The sale and regulation of commercial health insurance is essentially an intrastate affair. States serve as discrete markets and each have their own rules governing health insurers and managed care plans. However, several provisions of the Patient Protection and Affordable Care Act (ACA) are apparently intended to give the industry a more interstate flavor starting in 2014 when state health benefit exchanges chartered by the ACA open for business in each state.
Section 1334 of the ACA establishes a shared federal-state regulatory regime requiring health benefit exchanges to offer two “multi-state plans” (one must be a nonprofit) in their individual and small business exchanges. These plans would be established under federal charter through the Office of Personnel Management (OPM) and licensed in all states. The idea behind multi-state plans is to bolster competition in state markets, particularly those with smaller populations and fewer payers, as well as to create a larger risk pool to help assure affordability of premiums and ward off adverse selection. At the same time, multi-state plans could raise fears among payers since by virtue of their large size (and thus their potential ability to offer more favorable coverage terms and rates), they could “crowd out” smaller, state-based players.

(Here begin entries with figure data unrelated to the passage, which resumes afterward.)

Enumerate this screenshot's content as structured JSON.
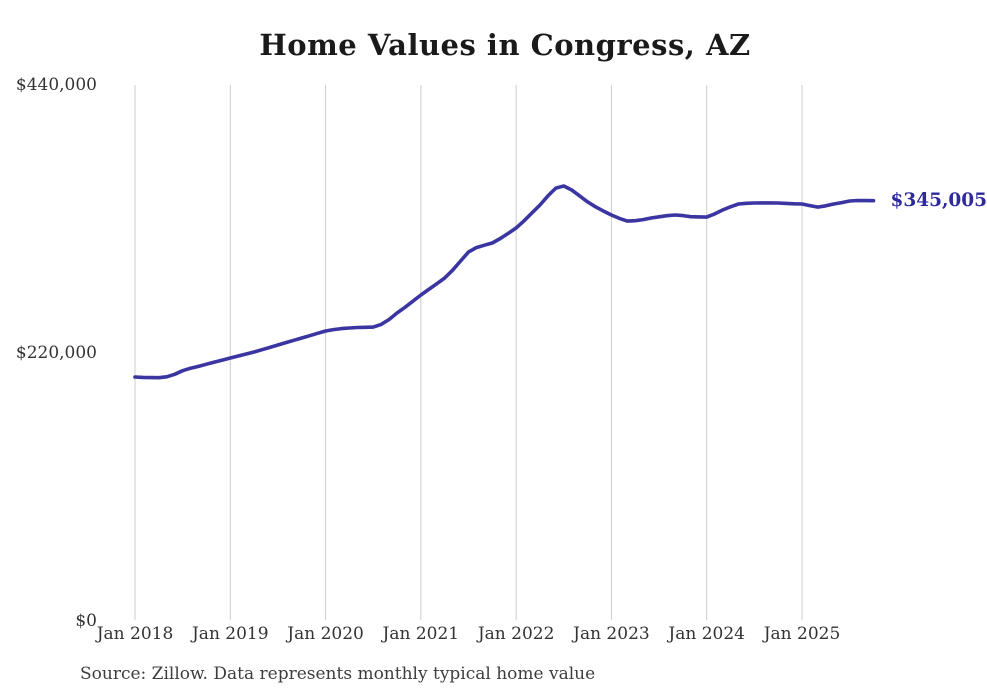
{
  "chart_data": {
    "type": "line",
    "title": "Home Values in Congress, AZ",
    "xlabel": "",
    "ylabel": "",
    "ylim": [
      0,
      440000
    ],
    "grid": "vertical-only",
    "legend": "none",
    "colors": {
      "line": "#3b35a2",
      "end_label": "#2e2a9d",
      "gridline": "#cccccc",
      "tick_text": "#333333",
      "title_text": "#1a1a1a"
    },
    "y_ticks": [
      {
        "label": "$440,000",
        "value": 440000
      },
      {
        "label": "$220,000",
        "value": 220000
      },
      {
        "label": "$0",
        "value": 0
      }
    ],
    "x_ticks": [
      {
        "label": "Jan 2018",
        "month_index": 0
      },
      {
        "label": "Jan 2019",
        "month_index": 12
      },
      {
        "label": "Jan 2020",
        "month_index": 24
      },
      {
        "label": "Jan 2021",
        "month_index": 36
      },
      {
        "label": "Jan 2022",
        "month_index": 48
      },
      {
        "label": "Jan 2023",
        "month_index": 60
      },
      {
        "label": "Jan 2024",
        "month_index": 72
      },
      {
        "label": "Jan 2025",
        "month_index": 84
      }
    ],
    "end_label": {
      "text": "$345,005",
      "value": 345005
    },
    "x": [
      "2018-01",
      "2018-02",
      "2018-03",
      "2018-04",
      "2018-05",
      "2018-06",
      "2018-07",
      "2018-08",
      "2018-09",
      "2018-10",
      "2018-11",
      "2018-12",
      "2019-01",
      "2019-02",
      "2019-03",
      "2019-04",
      "2019-05",
      "2019-06",
      "2019-07",
      "2019-08",
      "2019-09",
      "2019-10",
      "2019-11",
      "2019-12",
      "2020-01",
      "2020-02",
      "2020-03",
      "2020-04",
      "2020-05",
      "2020-06",
      "2020-07",
      "2020-08",
      "2020-09",
      "2020-10",
      "2020-11",
      "2020-12",
      "2021-01",
      "2021-02",
      "2021-03",
      "2021-04",
      "2021-05",
      "2021-06",
      "2021-07",
      "2021-08",
      "2021-09",
      "2021-10",
      "2021-11",
      "2021-12",
      "2022-01",
      "2022-02",
      "2022-03",
      "2022-04",
      "2022-05",
      "2022-06",
      "2022-07",
      "2022-08",
      "2022-09",
      "2022-10",
      "2022-11",
      "2022-12",
      "2023-01",
      "2023-02",
      "2023-03",
      "2023-04",
      "2023-05",
      "2023-06",
      "2023-07",
      "2023-08",
      "2023-09",
      "2023-10",
      "2023-11",
      "2023-12",
      "2024-01",
      "2024-02",
      "2024-03",
      "2024-04",
      "2024-05",
      "2024-06",
      "2024-07",
      "2024-08",
      "2024-09",
      "2024-10",
      "2024-11",
      "2024-12",
      "2025-01",
      "2025-02",
      "2025-03",
      "2025-04",
      "2025-05",
      "2025-06",
      "2025-07",
      "2025-08",
      "2025-09",
      "2025-10"
    ],
    "values": [
      200300,
      200000,
      199800,
      199700,
      200500,
      202500,
      205500,
      207500,
      209000,
      210800,
      212500,
      214200,
      215900,
      217500,
      219200,
      220800,
      222700,
      224600,
      226600,
      228500,
      230400,
      232300,
      234200,
      236200,
      238100,
      239200,
      240000,
      240500,
      240900,
      241100,
      241300,
      243500,
      247500,
      252800,
      257500,
      262500,
      267600,
      272200,
      276800,
      281600,
      288000,
      295500,
      302900,
      306500,
      308500,
      310300,
      314000,
      318200,
      322600,
      328500,
      335000,
      341500,
      349000,
      355400,
      357100,
      353800,
      349000,
      344000,
      340000,
      336500,
      333300,
      330500,
      328300,
      328600,
      329500,
      330800,
      331800,
      332700,
      333300,
      332800,
      331900,
      331700,
      331600,
      334200,
      337400,
      340000,
      342300,
      342900,
      343100,
      343200,
      343200,
      343100,
      342800,
      342500,
      342300,
      341000,
      339800,
      340800,
      342300,
      343500,
      344800,
      345200,
      345100,
      345005
    ]
  },
  "footer": {
    "source": "Source: Zillow. Data represents monthly typical home value"
  }
}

However, the Section 1333 of the ACA also provides a mechanism for health insurers and plans to pool risk and sell across state lines via “health care choice compacts” starting in January, 2016. It allows two or more states to enter into an agreement under which health plans could be offered in state individual markets but subject only regulation by the state in which the plan was written or issued. Plans sold outside their state of domicile would still however be subject to licensure and rules in the state in which the purchaser resides relative to market conduct, unfair trade practices, network adequacy, and consumer protection standards including standards relating to rating and handling of disputed claims. The ACA requires the federal Department of Health and Human Services (HHS) to issue regulations governing health care choice compacts by July 1, 2013 and additionally mandates that states must enact legislation authorizing their formation.
Finally, the ACA allows the exchanges themselves to operate across state lines. Section 1311(f) provides for “Regional or Other Interstate Exchanges” operating in more than one state if the involved states and the federal HHS approve.